Was it only childish hoping or did I really feel that maybe, just maybe, I can give him a reason to live? He's already given me so much and he doesn't even ask for anything in return. And because of that, I want to give him everything he deserves.

"Do you feel better?" He asked, breaking me from my trance.

I smiled for the real reason a smile should be made, "I do. Thank you, Cougar-san."

Nodding, he pushed back a strand of my hair from my face and grinned, "I'm glad I was able to serve my purpose. Can you imagine how bad that would be had I come here and made you feel worse? However, I noticed that you didn't exactly talk about what happened earlier. I don't think you need to. Everything will come out eventually."

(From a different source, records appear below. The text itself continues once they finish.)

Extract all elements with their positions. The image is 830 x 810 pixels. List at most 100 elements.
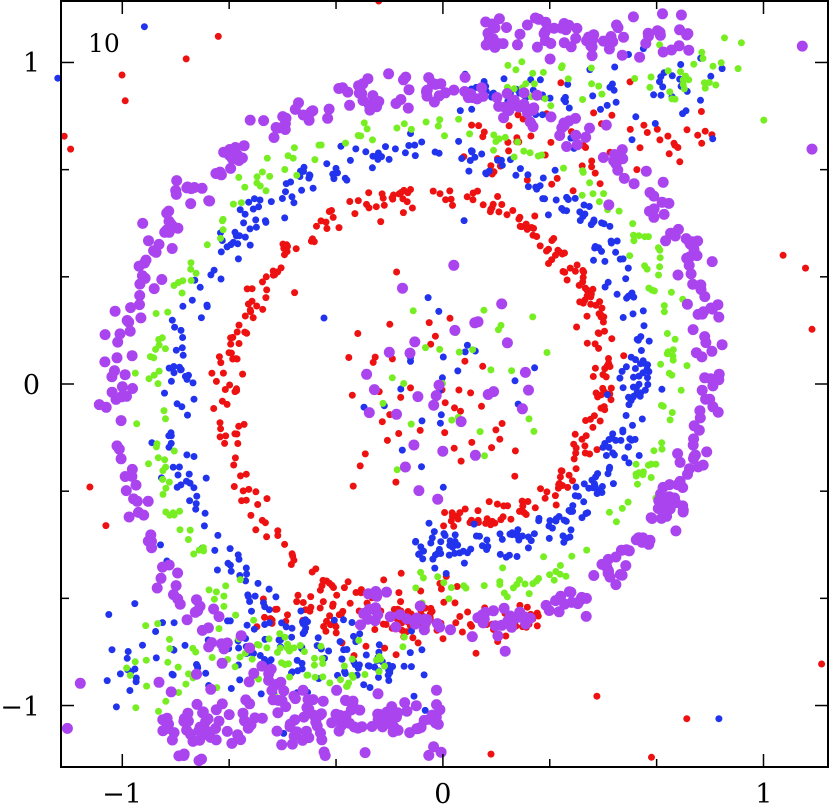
data-point (664, 348, 672, 356)
data-point (420, 616, 432, 628)
data-point (166, 645, 174, 653)
data-point (176, 363, 183, 371)
data-point (760, 116, 768, 124)
data-point (160, 407, 168, 415)
data-point (145, 375, 153, 383)
data-point (281, 633, 289, 641)
data-point (276, 739, 288, 751)
data-point (586, 50, 598, 62)
data-point (446, 537, 454, 545)
data-point (240, 694, 252, 706)
data-point (544, 53, 556, 65)
data-point (398, 446, 406, 454)
data-point (687, 439, 699, 451)
data-point (183, 451, 191, 459)
data-point (289, 154, 297, 162)
data-point (646, 83, 654, 91)
data-point (319, 673, 327, 681)
data-point (545, 111, 557, 123)
data-point (326, 612, 334, 620)
data-point (694, 131, 702, 139)
data-point (400, 380, 408, 387)
y-tick-label: 0 (23, 370, 40, 401)
data-point (399, 209, 407, 217)
data-point (624, 264, 632, 272)
data-point (409, 634, 417, 642)
data-point (258, 115, 270, 127)
data-point (223, 709, 235, 721)
data-point (579, 96, 587, 103)
data-point (364, 104, 376, 116)
data-point (316, 604, 324, 612)
data-point (669, 492, 680, 504)
data-point (202, 474, 210, 482)
data-point (535, 575, 543, 582)
data-point (297, 684, 309, 696)
data-point (701, 446, 713, 458)
data-point (179, 351, 187, 359)
data-point (515, 215, 523, 223)
data-point (188, 296, 196, 304)
data-point (439, 483, 447, 491)
data-point (562, 98, 569, 106)
data-point (543, 605, 555, 616)
data-point (432, 718, 444, 730)
data-point (276, 630, 284, 638)
data-point (288, 633, 296, 641)
data-point (407, 186, 414, 193)
data-point (226, 737, 238, 749)
data-point (322, 627, 330, 635)
data-point (712, 81, 720, 89)
data-point (322, 112, 334, 124)
data-point (208, 654, 216, 661)
data-point (468, 622, 476, 630)
data-point (476, 82, 488, 94)
data-point (602, 452, 610, 459)
data-point (641, 233, 649, 241)
data-point (428, 534, 436, 542)
data-point (553, 606, 565, 618)
data-point (172, 567, 184, 579)
data-point (203, 301, 211, 309)
data-point (512, 66, 520, 74)
data-point (656, 254, 664, 262)
data-point (632, 470, 640, 478)
data-point (245, 198, 253, 206)
data-point (190, 453, 198, 460)
data-point (409, 336, 421, 348)
data-point (578, 514, 586, 522)
data-point (654, 244, 662, 252)
data-point (133, 506, 144, 518)
data-point (182, 715, 194, 727)
data-point (448, 416, 456, 424)
data-point (441, 132, 448, 140)
data-point (432, 551, 439, 559)
data-point (701, 84, 709, 92)
data-point (256, 660, 268, 672)
data-point (606, 463, 614, 471)
data-point (630, 534, 642, 546)
data-point (155, 336, 163, 343)
data-point (531, 364, 539, 372)
data-point (317, 695, 329, 707)
data-point (388, 194, 396, 202)
data-point (263, 533, 271, 541)
data-point (242, 470, 250, 478)
data-point (618, 31, 629, 43)
data-point (563, 276, 571, 284)
data-point (633, 166, 641, 174)
data-point (441, 509, 449, 516)
data-point (123, 511, 135, 523)
data-point (390, 621, 402, 633)
data-point (193, 492, 201, 500)
data-point (378, 190, 386, 198)
data-point (135, 312, 147, 324)
data-point (151, 582, 163, 594)
data-point (233, 385, 240, 393)
data-point (639, 307, 647, 315)
data-point (344, 99, 356, 111)
data-point (119, 369, 131, 381)
data-point (632, 113, 640, 121)
data-point (529, 12, 541, 24)
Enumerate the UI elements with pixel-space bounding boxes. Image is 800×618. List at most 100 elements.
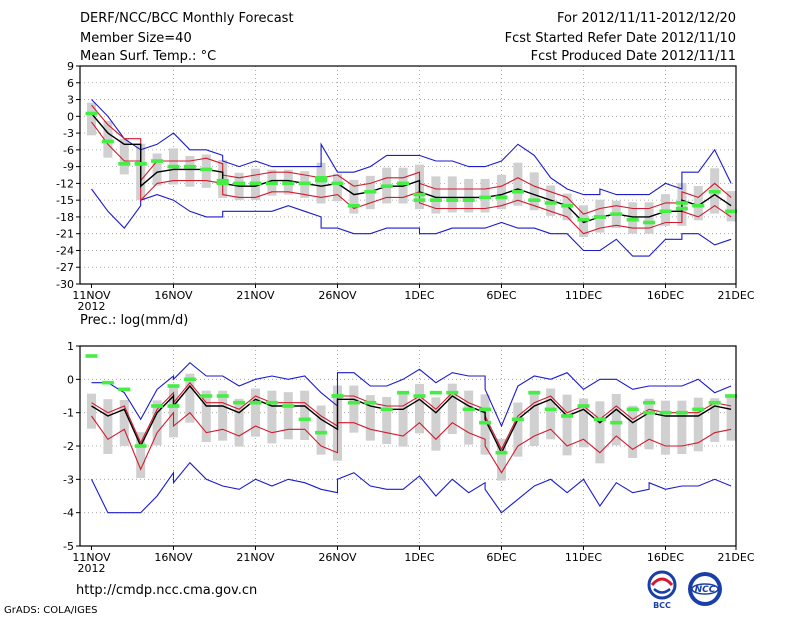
y-tick-label: 3 (67, 94, 74, 107)
observation-marker (593, 215, 606, 219)
member-range-box (431, 397, 441, 451)
observation-marker (347, 203, 360, 208)
x-tick-label: 16NOV (154, 551, 193, 564)
precip-panel-title: Prec.: log(mm/d) (80, 313, 188, 328)
member-range-box (693, 186, 703, 221)
observation-marker (397, 390, 410, 395)
y-tick-label: -4 (63, 507, 74, 520)
observation-marker (626, 407, 639, 412)
observation-marker (331, 181, 344, 186)
member-range-box (529, 390, 539, 446)
member-range-box (86, 102, 96, 136)
member-range-box (726, 397, 736, 441)
observation-marker (643, 410, 656, 415)
member-range-box (349, 179, 359, 214)
observation-marker (495, 195, 508, 200)
observation-marker (708, 189, 721, 194)
observation-marker (397, 181, 410, 186)
temperature-panel: 9 6 3 0 -3 -6 -9 -12 -15 -18 -21 -24 -27 -3011NOV2012… (56, 60, 755, 313)
member-range-box (267, 390, 277, 444)
y-tick-label: -2 (63, 440, 74, 453)
observation-marker (462, 407, 475, 412)
member-range-box (496, 438, 506, 481)
observation-marker (282, 181, 295, 186)
member-range-box (710, 398, 720, 442)
x-tick-label: 1DEC (404, 289, 434, 302)
observation-marker (216, 181, 229, 186)
observation-marker (429, 198, 442, 202)
observation-marker (216, 178, 229, 183)
y-tick-label: -12 (56, 177, 74, 190)
y-tick-label: 0 (67, 373, 74, 386)
member-range-box (414, 384, 424, 434)
forecast-start-date: Fcst Started Refer Date 2012/11/10 (504, 31, 736, 46)
observation-marker (151, 404, 164, 408)
y-tick-label: -30 (56, 278, 74, 291)
y-tick-label: 1 (67, 340, 74, 353)
member-range-box (513, 402, 523, 457)
x-tick-label: 11DEC (565, 289, 602, 302)
observation-marker (298, 417, 311, 422)
observation-marker (675, 410, 688, 415)
source-url[interactable]: http://cmdp.ncc.cma.gov.cn (76, 583, 258, 598)
y-tick-label: -9 (63, 161, 74, 174)
ncc-logo-icon: NCC (688, 572, 722, 606)
series-line-upper-spread (91, 381, 732, 451)
observation-marker (167, 164, 180, 169)
y-tick-label: -3 (63, 127, 74, 140)
x-tick-label: 21DEC (717, 289, 754, 302)
observation-marker (725, 394, 738, 398)
member-range-box (136, 432, 146, 478)
observation-marker (626, 217, 639, 222)
x-tick-label: 6DEC (486, 551, 516, 564)
observation-marker (659, 410, 672, 415)
observation-marker (479, 407, 492, 412)
observation-marker (675, 201, 688, 205)
x-tick-label: 16DEC (647, 551, 684, 564)
member-range-box (234, 398, 244, 447)
member-range-box (562, 394, 572, 456)
forecast-period: For 2012/11/11-2012/12/20 (557, 11, 736, 26)
observation-marker (725, 209, 738, 214)
member-range-box (103, 399, 113, 454)
observation-marker (216, 394, 229, 398)
observation-marker (380, 184, 393, 188)
member-range-box (316, 162, 326, 204)
ncc-logo-text: NCC (695, 585, 716, 595)
observation-marker (118, 162, 131, 166)
observation-marker (675, 206, 688, 211)
observation-marker (643, 220, 656, 225)
y-tick-label: -24 (56, 244, 74, 257)
observation-marker (249, 181, 262, 186)
observation-marker (118, 387, 131, 392)
observation-marker (511, 417, 524, 422)
observation-marker (233, 400, 246, 405)
member-range-box (316, 405, 326, 455)
series-line-upper-spread (91, 104, 732, 215)
observation-marker (265, 400, 278, 405)
x-tick-label: 21NOV (236, 551, 275, 564)
member-range-box (693, 397, 703, 452)
x-tick-year-label: 2012 (77, 562, 105, 575)
observation-marker (167, 404, 180, 408)
member-range-box (726, 191, 736, 222)
x-tick-year-label: 2012 (77, 300, 105, 313)
member-range-box (201, 390, 211, 442)
observation-marker (561, 203, 574, 208)
member-range-box (578, 398, 588, 448)
member-range-box (644, 202, 654, 234)
observation-marker (528, 198, 541, 202)
member-range-box (152, 153, 162, 186)
member-range-box (283, 392, 293, 440)
series-line-lower-spread (91, 411, 732, 474)
y-tick-label: -1 (63, 407, 74, 420)
x-tick-label: 1DEC (404, 551, 434, 564)
observation-marker (183, 164, 196, 169)
member-range-box (480, 404, 490, 455)
x-tick-label: 11NOV (72, 551, 111, 564)
temperature-plot-frame (79, 65, 737, 285)
member-range-box (546, 388, 556, 440)
x-tick-label: 16NOV (154, 289, 193, 302)
series-line-upper-envelope (91, 99, 732, 196)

He stood up, making me stand with him, "Don't you want to stay a little longer?"

"Ah, I appreciate the offer, but how about I stay longer some other night?" He winked before placing his sunglasses on and heading toward the door. I smiled and blushed at his charm, walking him to the door. He opened it and stepped out into the hallway, turning around quickly and lifting his sunglasses to his forehead, "Until then. Goodnight, Mi-mor-i-san." He walked down the hall in the direction he had originally come.

"Goodnight," I repeated, never finding my name more interesting than I did at that moment. For some reason, I looked down the other end of the hall and saw Ryuho walking back again. He was alone this time, and I know he must have seen Cougar leave my room. I didn't even bother to wait until he got to my room to try to get his attention or ask him in. I didn't want something ruining my night all over again.

Sighing, I walked back in my room and shut the door without a second look. I walked across the room, spotting the book Cougar had been carrying on my desk. He must have laid it down and forgot about it. I picked it up and read the title: _Kinetic Kismet._

Closing my eyes, I held the book tightly to my chest and looked out the window.

Cougar was right. Fate should be adventurous.

* * *

That's it! My first attempt at s-CRY-ed. Cougar and Mimori are my favorite pairing for the show, obviously. I'm usually a big sucker for childhood romances turned into more, but…I dunno, I like Cougar better than Ryuho. Ryuho just seems a little too mean to her sometimes.

Well, hope you liked this one-shot! Thanks for reading.